KONYASPOR 2024- 2025- Mehmet HANÇERLİ- Yeni Meram Gazetesi
Şehrimizin güzide takımı, medarıiftiharımız Konyaspor'umuz bu sene yoğun mücadeleler sonunda Trabzonspor'un da onurlu mücadelesinin katkısıyla Süper Lig'de kaldı. Bu sezon da bu onurlu ligde mücadele verecek.
Önceleri bir hatırlarsak Konyaspor başkanlığının bırakılması sonrasında gönüllü gönülsüz çıkan adaylarla farklı bir sürece girildi. Son tahlilde şimdiki başkanımızın ikna edilmesi ve sevgili başkanımız Ömer Korkmaz'ın elini değil gövdesini taşın altına koyması ile gelişen süreç. Sonrası mı, başta Cenab-ı Hakk'ın yardımıyla son maçlarda doğan sonuçlarla ligde tutunmayı başardık.

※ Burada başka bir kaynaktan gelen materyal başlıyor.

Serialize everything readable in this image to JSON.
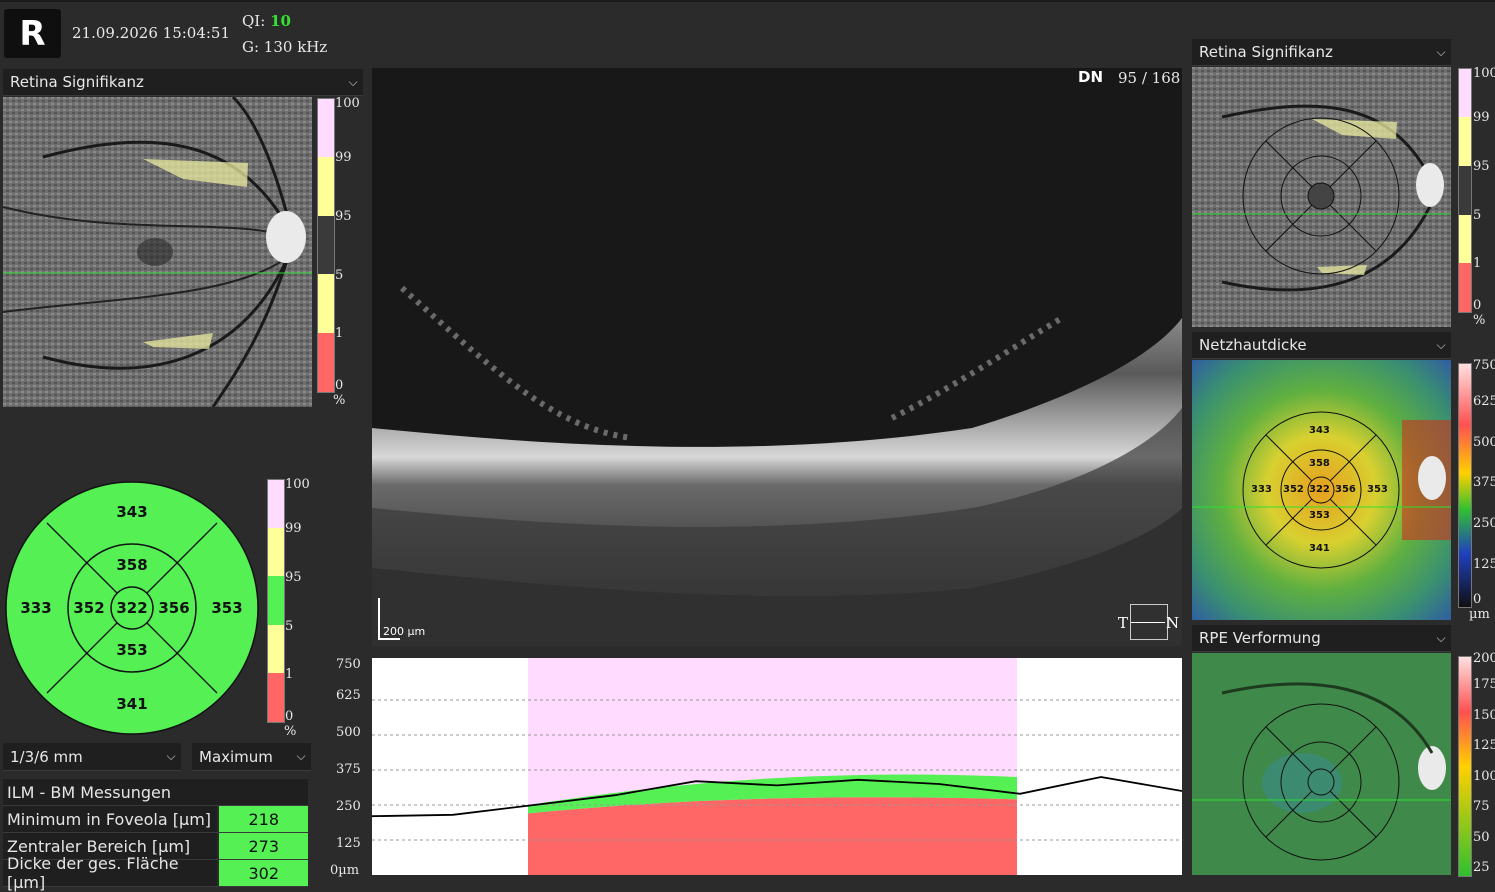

Hatırlayalım, futboldaki 90 dakika mücadelenin içerisinde başkent ekibi Ankaragücü iki sefer öne geçtiği ve Konyaspor'umuzun bir alt lige düşeceği anlaşılıyordu. Ancak başta da söylediğimiz gibi Trabzonspor'un geri dönüşü ile maç, ev sahibinin 4-2 galibiyeti ile Ankaragücü ve teknik direktörü Emre Belözoğlu da küme düşmüş oldu. Ne gariptir ki bu sonuçtan sonra ülkenin başkentinin Süper Lig'de takımı kalmadı.
Sporla iştigal edenler çok iyi bilirler. Geçmişte de birçok kez yaşanmıştır. Sezon başında transfer çalışmalarında ince elenip sık dokunursa incelenen, irdelenen futbolcuların takıma kazandırılmalarıyla işin rengi değişir. Bunun için de derler ki büyüklerimiz, kesenin ağzının biraz açılması icap eder.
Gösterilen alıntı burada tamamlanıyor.